Mediation is a type of legal dispute resolution method where a mediator meets with the parties to help them determine the best outcome for all the parties involved. A mediator is a neutral, third-party person who is trained in helping conflicting parties reach an agreement.
In the case of child custody, mediation can be a way for the parents to come to an agreement without creating any added stress for the child/children involved. The mediator does not have legal power to force a result on the parties, but can assist them in creating their own agreement.
What Types of Child Custody Issues can be Resolved through Mediation?
Various child custody legal issues and concerns can be addressed and resolved through mediation. These can include:
- Decisions regarding the type of custody involved (for instance, shared vs. joint custody, sole custody, and legal custody matters);
- Choosing whether one parent will be the primary custodial parent;
- Determining which parent is authorized to make legal decisions on behalf of the child (i.e., which parent has “legal custody”); or
- Proposing changes or modifications of an existing child custody order.
In addition, child custody mediation may also be a good time to determine more factors about the child or children’s background that are important for the custody arrangement. These factors can include:
- The child’s educational background and needs;
- Whether the child has any special needs, whether they be physical, emotional, or psychiatric;
- The child or children’s previous relationships with each parent (i.e., whether they relate more closely to one parent);
- Whether there have been any instances of abuse (whether abuse of the child, or abuse in the home of one of the parents); and
- Any other conditions that are specific to the child.
Note that the outcome of mediation may not necessarily be legally binding. For certain cases, such as modifying an existing custody or visitation order, the final agreement may still need approval from the court before the changes can begin.
Even once the agreement is set by the court, it can also be changed depending on the situation. If the child’s needs change or the parents’ circumstances change, like one parent has to move further away for a job, then the agreement can be changed again.
Is Mediation a Better Option than Litigation?
This depends on the exact needs of the parties. However, mediation may be favorable over litigation to resolve custody and visitation disagreements in the following ways:
- There is usually less involvement by lawyers or expert witnesses in mediation. This help overall legal costs and fees lower.
- Child custody arrangements are usually made after five to ten hours of mediation. This can be significantly shorter than the conventional court process.
- Communication is enhanced between the parties during mediation, making cooperation in raising the children more likely after divorce or separation.
On the other hand, traditional litigation may be needed in some cases involving child custody. These can include situations where:
- The parties are too contentious and cannot deal with the matter civilly.
- One party is seeking to sue the other party for legal damages in connection with child custody.
- There are various legal issues that are tied together and need to be resolved through the overseeing of the court and family law attorneys.
Again, the choice between mediation and litigation depends on the needs of the parents, as well as the concerns involving the child. All child custody and visitation matters are generally to be made in the best interests of the child. This means that the child’s well-being takes first priority over the personal desires or preferences of the parents or guardians.
But generally speaking, mediation is more cost-effective, less time consuming, and less stressful than traditional litigation paths.
Can Mediation Work Even If My Ex-Spouse and I Can’t Work Together?
Professional mediators are trained and very skilled at getting combative parents to cooperate. Mediators are also skilled at getting the parents to recognize how their own cooperation is good for the children. From there, the mediator can help the parties move towards reaching a workable agreement agreement.
However, parents can make the process easier and faster if they go in with the right mindset. Instead of being so focused on hurting each other, they must remember that the purpose of child custody mediation is to make the separation/divorce easier on the child. By approaching the mediation in a peaceful and cooperative manner, as much as possible, then they can help their child go through this difficult time.
What If There is a History of Abuse Between the Parents?
If there is a history of abuse between the parents, or the parents simply cannot stand each other, then the mediator can act sometimes as a "messenger." For instance, they might assist in conveying messages to parents in separate rooms until an agreement is reached.
In serious cases where abuse is immediately a concern, or the safety of a parent is immediately threatened, police or other authorities should be alerted.
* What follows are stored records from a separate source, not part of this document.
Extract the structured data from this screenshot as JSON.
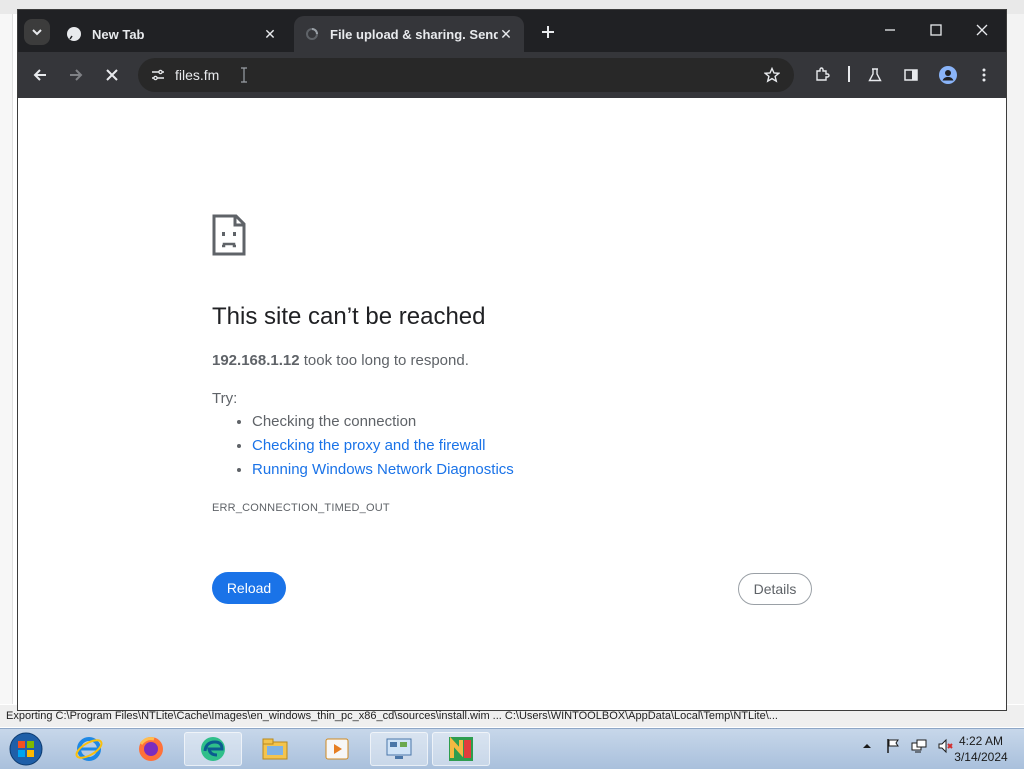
{
  "window_title": "NTLite",
  "tabs": [
    {
      "label": "New Tab",
      "active": false
    },
    {
      "label": "File upload & sharing. Send lar",
      "active": true
    }
  ],
  "toolbar": {
    "url": "files.fm"
  },
  "error_page": {
    "title": "This site can’t be reached",
    "host": "192.168.1.12",
    "desc_rest": " took too long to respond.",
    "try_label": "Try:",
    "suggestions": [
      "Checking the connection",
      "Checking the proxy and the firewall",
      "Running Windows Network Diagnostics"
    ],
    "error_code": "ERR_CONNECTION_TIMED_OUT",
    "reload_label": "Reload",
    "details_label": "Details"
  },
  "background_status": "Exporting C:\\Program Files\\NTLite\\Cache\\Images\\en_windows_thin_pc_x86_cd\\sources\\install.wim ... C:\\Users\\WINTOOLBOX\\AppData\\Local\\Temp\\NTLite\\...",
  "taskbar": {
    "icons": [
      "internet-explorer-icon",
      "firefox-icon",
      "edge-icon",
      "explorer-icon",
      "media-player-icon",
      "control-panel-icon",
      "ntlite-icon"
    ],
    "time": "4:22 AM",
    "date": "3/14/2024"
  },
  "colors": {
    "accent": "#1a73e8",
    "browser_frame": "#202124",
    "toolbar": "#35363a",
    "text_secondary": "#5f6368"
  }
}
In some cases, the parent who is in danger of harm may obtain a temporary or emergency restraining order. This can help provide protection for the parent and the child until more permanent arrangements can be made.
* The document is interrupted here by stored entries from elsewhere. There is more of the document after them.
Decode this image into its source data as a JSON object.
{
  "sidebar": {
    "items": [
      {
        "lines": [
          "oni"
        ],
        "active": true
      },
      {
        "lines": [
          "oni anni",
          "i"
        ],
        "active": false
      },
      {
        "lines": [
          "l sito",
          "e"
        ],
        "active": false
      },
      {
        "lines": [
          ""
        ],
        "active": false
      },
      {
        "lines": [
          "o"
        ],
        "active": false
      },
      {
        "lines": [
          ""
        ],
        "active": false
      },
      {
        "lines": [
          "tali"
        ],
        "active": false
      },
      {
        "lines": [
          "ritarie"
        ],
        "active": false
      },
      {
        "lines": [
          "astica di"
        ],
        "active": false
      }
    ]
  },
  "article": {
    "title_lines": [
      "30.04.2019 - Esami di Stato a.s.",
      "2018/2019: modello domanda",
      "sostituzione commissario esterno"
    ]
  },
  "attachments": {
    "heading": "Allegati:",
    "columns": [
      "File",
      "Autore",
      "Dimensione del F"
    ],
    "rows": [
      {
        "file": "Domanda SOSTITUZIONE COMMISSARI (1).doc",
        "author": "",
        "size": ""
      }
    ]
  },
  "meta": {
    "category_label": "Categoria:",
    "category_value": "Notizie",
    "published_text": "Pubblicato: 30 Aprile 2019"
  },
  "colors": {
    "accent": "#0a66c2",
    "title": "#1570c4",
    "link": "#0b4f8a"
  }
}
The court cannot ignore any history of domestic violence, and it will be an issue they consider when deciding child custody. If you are a victim of abuse by your spouse, then it is important to document it and report it to the police so the abuse is officially recorded and can be considered as evidence.
Do I Need a Lawyer for Assistance with Child Custody Mediation?
If you are looking to create or modify a child custody or visitation arrangement, then it would be wise to consult with a child custody lawyer in your area. An experienced lawyer who has experience dealing with the court system and mediators alike can work to protect your relationship with the child.